Mr. Young made some comments that made me ponder and take a step back as a member of the invisible church of Christ. He stated that his parents were busy "doing the things of God," but as they did they failed to see how he as a child was being affected by their "missionary work." The people who his parents were helping were the ones that took care of him. So what happens to a child when the people who are taking care of you sexually abuse you as a child? The child may think it's okay to sexually abuse others? The effects psychologically on a child has to be devastating to the well being of the individual. Hence, the psychological barriers put up by Mr. Young were of self-survival and that of learned behavior. Part of the problem is the learned behavior (sexual abuse) of the child is not healthy neither socially or mentally. In order to cope with the baggage (bad experiences) of the past the child more likely than not will create false assumptions on how to deal with certain situations.

Mr. Young talks about how he became a person who was good at impressions and making people think what he wanted about him. He became addicted to pornography, cheated on his wife, and was not able to deal with internal emotions. It took his wife catching him in lies and cheating on her in order for him to be able to deal with his past. His wife could see through the facade he made in order to protect his shameful past (being sexually abused). Mr. Young stated he could not forgive himself for what happened to him when he was a child (as if it was his fault anyways, which it was not since he was just a child). Since he could not forgive himself he ended up having a bad self-esteem which led him to adopt a personality that pretended to portray a person that was made of what he thought others needed to see.

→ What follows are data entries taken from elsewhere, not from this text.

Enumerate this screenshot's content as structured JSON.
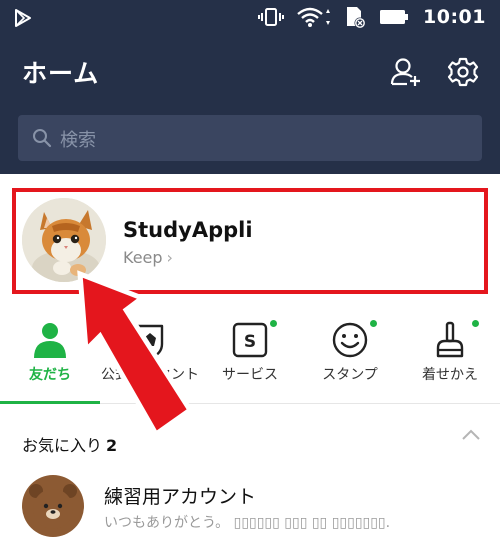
{
  "status_bar": {
    "time": "10:01",
    "icons": [
      "play-store-icon",
      "vibrate-icon",
      "wifi-icon",
      "sd-card-icon",
      "battery-icon"
    ]
  },
  "header": {
    "title": "ホーム",
    "icons": [
      "add-friend-icon",
      "settings-icon"
    ]
  },
  "search": {
    "placeholder": "検索"
  },
  "profile": {
    "name": "StudyAppli",
    "keep_label": "Keep",
    "keep_chevron": "›",
    "highlight_color": "#e4161d"
  },
  "tabs": [
    {
      "label": "友だち",
      "icon": "friends-icon",
      "active": true
    },
    {
      "label": "公式アカウント",
      "icon": "official-account-icon",
      "active": false
    },
    {
      "label": "サービス",
      "icon": "services-icon",
      "active": false,
      "new_dot": true
    },
    {
      "label": "スタンプ",
      "icon": "stickers-icon",
      "active": false,
      "new_dot": true
    },
    {
      "label": "着せかえ",
      "icon": "themes-icon",
      "active": false,
      "new_dot": true
    }
  ],
  "favorites": {
    "title": "お気に入り",
    "count": "2",
    "items": [
      {
        "name": "練習用アカウント",
        "status": "いつもありがとう。 ▯▯▯▯▯▯ ▯▯▯ ▯▯ ▯▯▯▯▯▯▯."
      }
    ]
  },
  "colors": {
    "header_bg": "#253048",
    "accent_green": "#1fb345",
    "annotation_red": "#e4161d"
  }
}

Mr. Young testified that it took him ten years (give or take a few) to deal with his problems. Part of the healing process was writing the book The Shack, which neither he nor his wife expected to receive the support it has and continues to receive. Though he knows not everyone will like the book for "theological" and other reasons he welcomes the criticism. Moreover, his reason for writing the book was not to write a novel, but it was a healing process for him and something that he wanted to pass down to his kids. The journey has taken him into doing a self-published book and being transparent about his past as well as who he really is. I welcome The Shack not only as reading material but as a testament to how God works through imperfect people.